A three-day training programme for first responders, anti-rape advocates and counsellors specialising in sexual violence affecting the Hispanic community began yesterday at Heritage Hotel.
The initiative is aimed at improving the skills of first responders, with an overall view to eradicating the language barrier female victims encounter.
President of Women Against Rape (WAR) Alexandrina Wong said the programme will provide training to seven bilingual people who will be certified in handling the initial stage of the recovery process after sex-based violence.
“We will be focusing on the issues that come directly after a call is made to the advocate, responder or counsellor,” Wong said. “It also focuses on how a person should respond to the call and what are the specific questions to be asked by the responder.”
The sessions are being co-sponsored by the Caribbean HIV/AIDS Alliance (CHAA).
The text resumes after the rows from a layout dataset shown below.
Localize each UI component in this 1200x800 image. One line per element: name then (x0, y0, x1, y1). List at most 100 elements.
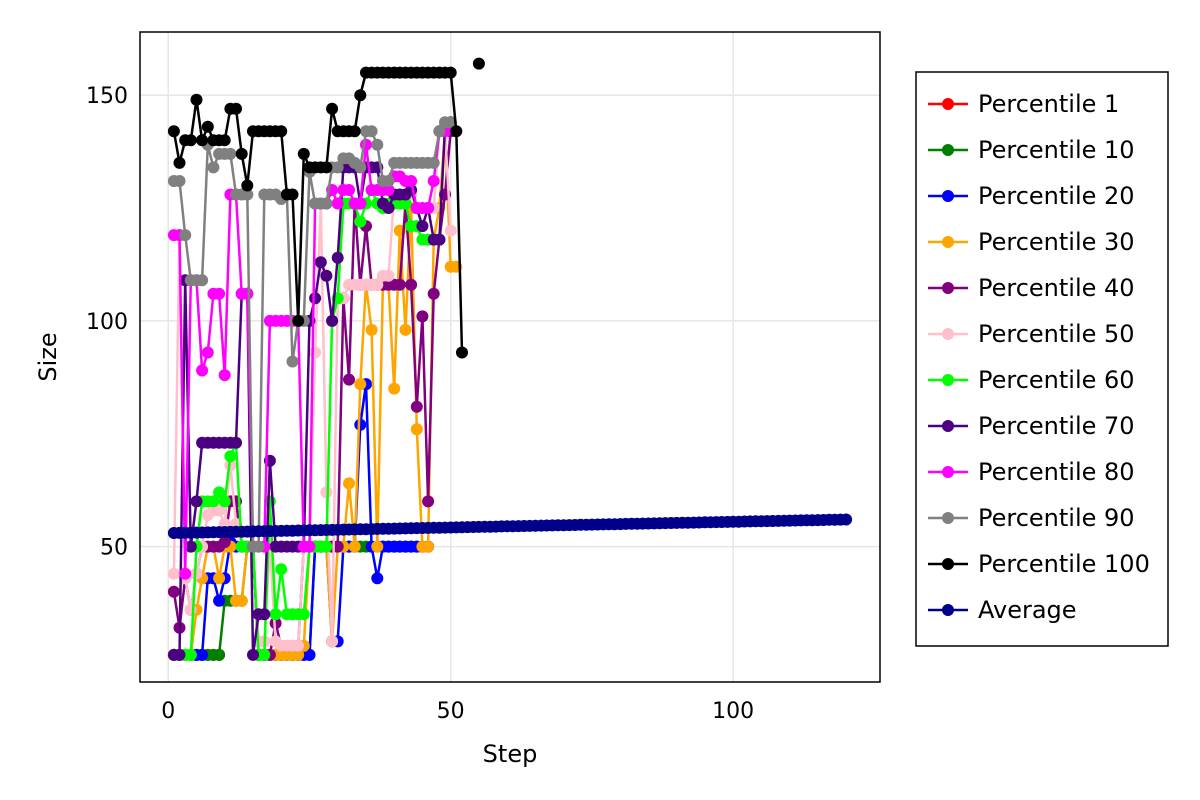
data-point (196, 648, 209, 661)
data-point (320, 197, 333, 210)
legend-item: Percentile 30 (928, 228, 1135, 256)
legend-item: Percentile 40 (928, 274, 1135, 302)
legend-label: Percentile 60 (978, 366, 1135, 394)
data-point (224, 450, 237, 463)
legend-marker (942, 420, 954, 432)
series-unlabeled-11 (472, 57, 485, 70)
data-point (354, 215, 367, 228)
data-point (297, 608, 310, 621)
data-point (427, 287, 440, 300)
data-point (173, 648, 186, 661)
data-point (292, 648, 305, 661)
data-point (331, 197, 344, 210)
data-point (320, 269, 333, 282)
data-point (258, 608, 271, 621)
data-point (320, 540, 333, 553)
legend-marker (942, 558, 954, 570)
legend-marker (942, 328, 954, 340)
data-point (167, 585, 180, 598)
data-point (213, 504, 226, 517)
data-point (320, 486, 333, 499)
data-point (201, 346, 214, 359)
data-point (840, 513, 853, 526)
data-point (190, 93, 203, 106)
data-point (269, 608, 282, 621)
data-point (371, 278, 384, 291)
data-point (218, 495, 231, 508)
data-point (218, 134, 231, 147)
data-point (382, 269, 395, 282)
data-point (179, 567, 192, 580)
x-tick-label: 100 (712, 699, 754, 724)
data-point (184, 540, 197, 553)
data-point (167, 567, 180, 580)
data-point (173, 175, 186, 187)
legend-marker (942, 282, 954, 294)
data-point (247, 648, 259, 661)
legend-label: Percentile 20 (978, 182, 1135, 210)
data-point (184, 134, 197, 147)
data-point (348, 540, 361, 553)
data-point (309, 346, 322, 359)
data-point (416, 220, 429, 233)
data-point (230, 436, 242, 449)
data-point (309, 292, 322, 305)
data-point (196, 134, 209, 147)
data-point (450, 125, 463, 138)
legend-label: Percentile 40 (978, 274, 1135, 302)
data-point (292, 314, 305, 327)
data-point (196, 274, 209, 287)
x-tick-label: 50 (437, 699, 465, 724)
data-point (371, 540, 384, 553)
data-point (326, 314, 339, 327)
legend-item: Percentile 1 (928, 90, 1119, 118)
legend-label: Percentile 100 (978, 550, 1150, 578)
data-point (433, 233, 446, 246)
plot-frame (139, 31, 881, 683)
data-point (399, 197, 412, 210)
legend-marker (942, 466, 954, 478)
legend-item: Percentile 100 (928, 550, 1150, 578)
data-point (343, 184, 355, 196)
data-point (354, 378, 367, 391)
data-point (365, 125, 378, 138)
legend-item: Percentile 50 (928, 320, 1135, 348)
data-point (427, 175, 440, 187)
data-point (275, 563, 288, 576)
data-point (241, 188, 254, 201)
data-point (213, 572, 226, 585)
data-point (213, 648, 226, 661)
data-point (286, 355, 299, 368)
data-point (410, 423, 423, 436)
y-tick-label: 100 (86, 310, 128, 335)
data-point (331, 251, 344, 264)
legend-label: Percentile 70 (978, 412, 1135, 440)
data-point (326, 102, 339, 115)
data-point (360, 138, 372, 151)
x-tick-label: 0 (161, 699, 175, 724)
legend-marker (942, 190, 954, 202)
legend-item: Percentile 20 (928, 182, 1135, 210)
legend-label: Percentile 50 (978, 320, 1135, 348)
series-layer (167, 57, 853, 661)
data-point (320, 161, 333, 174)
legend-marker (942, 144, 954, 156)
data-point (184, 648, 197, 661)
data-point (241, 179, 254, 192)
data-point (235, 594, 248, 607)
data-point (331, 161, 344, 174)
data-point (213, 486, 226, 499)
legend-label: Percentile 80 (978, 458, 1135, 486)
data-point (444, 66, 457, 79)
data-point (393, 278, 406, 291)
y-tick-label: 150 (86, 84, 128, 109)
legend-label: Percentile 90 (978, 504, 1135, 532)
data-point (286, 188, 299, 201)
data-point (444, 116, 457, 129)
data-point (354, 197, 367, 210)
data-point (472, 57, 485, 70)
legend-marker (942, 374, 954, 386)
data-point (343, 373, 355, 386)
data-point (292, 639, 305, 652)
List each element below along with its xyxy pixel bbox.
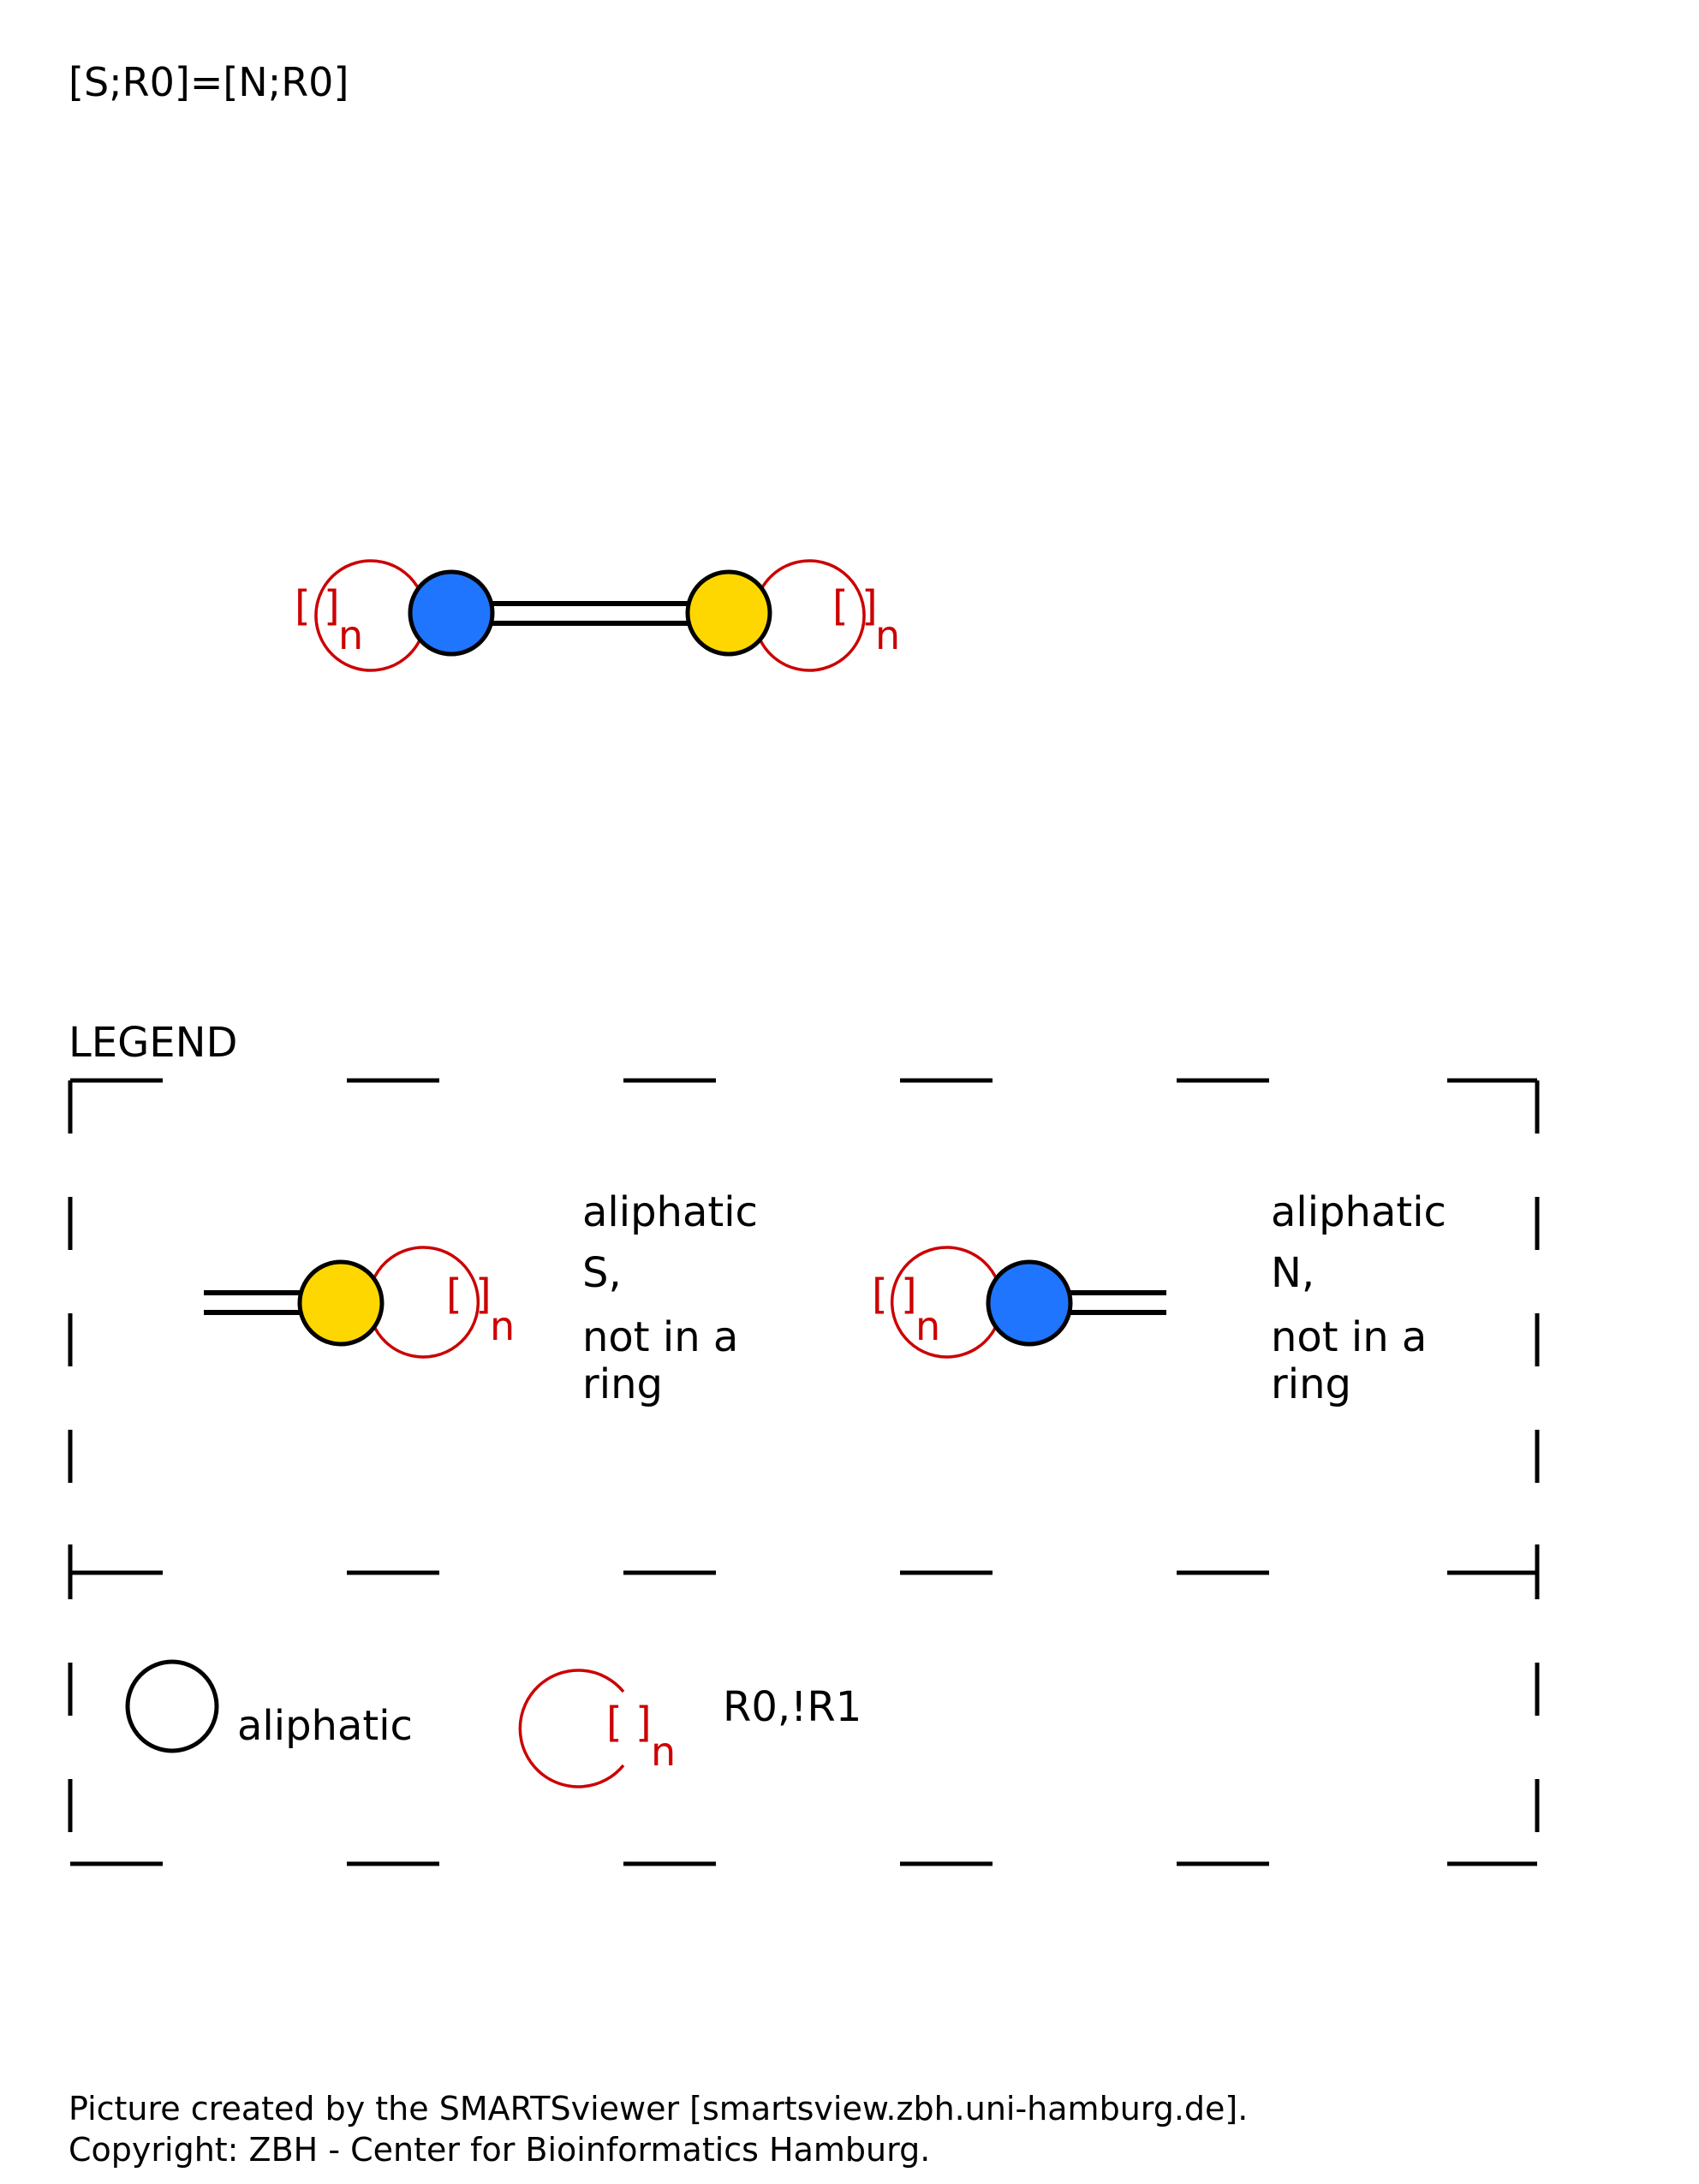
- ring-bracket: [ ]: [832, 582, 878, 630]
- legend-text-line: not in a: [1271, 1313, 1427, 1361]
- footer-line: Picture created by the SMARTSviewer [sma…: [69, 2090, 1248, 2127]
- ring-arc-icon: [314, 559, 421, 672]
- aliphatic-circle-icon: [125, 1659, 219, 1753]
- sulfur-atom: [297, 1259, 385, 1347]
- ring-sub: n: [490, 1303, 515, 1349]
- smarts-title: [S;R0]=[N;R0]: [69, 59, 349, 105]
- legend-key-label: R0,!R1: [723, 1683, 861, 1731]
- ring-annotation-n: [ ] n: [295, 559, 421, 672]
- ring-bracket: [ ]: [872, 1271, 917, 1318]
- legend-key-aliphatic: aliphatic: [125, 1659, 413, 1753]
- legend-text-line: ring: [582, 1360, 663, 1408]
- molecule: [ ] n [ ] n: [295, 559, 900, 672]
- ring-arc-icon: [371, 1246, 480, 1359]
- legend-entry-sulfur: [ ] n aliphatic S, not in a ring: [204, 1188, 758, 1408]
- ring-sub: n: [875, 612, 900, 658]
- ring-arc-icon: [759, 559, 866, 672]
- legend-key-label: aliphatic: [237, 1702, 413, 1750]
- ring-arc-icon: [518, 1669, 625, 1788]
- ring-sub: n: [915, 1303, 940, 1349]
- legend-title: LEGEND: [69, 1019, 237, 1067]
- legend-frame: [68, 1078, 1540, 1866]
- legend-text-line: aliphatic: [582, 1188, 758, 1236]
- legend-key-ring: [ ] n R0,!R1: [518, 1669, 861, 1788]
- double-bond: [451, 601, 729, 626]
- sulfur-atom: [685, 569, 772, 657]
- nitrogen-atom: [408, 569, 495, 657]
- footer-line: Copyright: ZBH - Center for Bioinformati…: [69, 2131, 930, 2169]
- ring-sub: n: [338, 612, 363, 658]
- legend-text-line: S,: [582, 1249, 622, 1297]
- legend-entry-nitrogen: [ ] n aliphatic N, not in a ring: [872, 1188, 1446, 1408]
- ring-annotation-s: [ ] n: [759, 559, 900, 672]
- ring-sub: n: [651, 1729, 676, 1775]
- legend-text-line: not in a: [582, 1313, 738, 1361]
- ring-bracket: [ ]: [446, 1271, 492, 1318]
- legend-text-line: aliphatic: [1271, 1188, 1446, 1236]
- ring-bracket: [ ]: [606, 1699, 652, 1747]
- legend-text-line: ring: [1271, 1360, 1351, 1408]
- ring-arc-icon: [891, 1246, 999, 1359]
- ring-bracket: [ ]: [295, 582, 340, 630]
- nitrogen-atom: [986, 1259, 1073, 1347]
- legend-text-line: N,: [1271, 1249, 1314, 1297]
Louise Tillotson, programme officer of CHAA, a group that focuses on increasing health care to marginalised communities, said gender inequality is a serious problem in society.
“Gender-based violence: rape and sexual assaults are gender inequalities in its worst manifestations, and when you couple this with discrimination against migrant women who don’t speak English, you get a situation where the incidents are not reported and women are not coming forward for medical care and this is a concern for us,” Tillotson told The Daily OBSERVER.
“We wanted to support this venture to try and build the capacity of front-line providers to respond to rapes against Spanish-speaking women,” she added.
Yesterday’s session, facilitated by Clovis St Romain, focused on responding to calls and effective communication.
The remainder of the sessions will include instructions from a medical practitioner from Mount St John’s Medical Centre on the Protocols For Rape Victims at the facility. Craig Rijkaard, from the Directorate of Gender Affairs, will facilitate Review of Human Sexuality and Sexually Transmitted Diseases.
Other sessions will address the role of the advocate in courtroom accompaniment and issues in drug-facilitated assaults.
The programme will end on Thursday afternoon with a brief graduation ceremony.
At the end of the training, according to the organisers, participants should be able to elicit and record pertinent information about victims and the place and nature of the incident. They should also know how to guide victims to immediate safety and through immediate care and follow-up procedures, including health care, the legal process and counselling. Participants should also be able to maintain the integrity of any evidence gathered.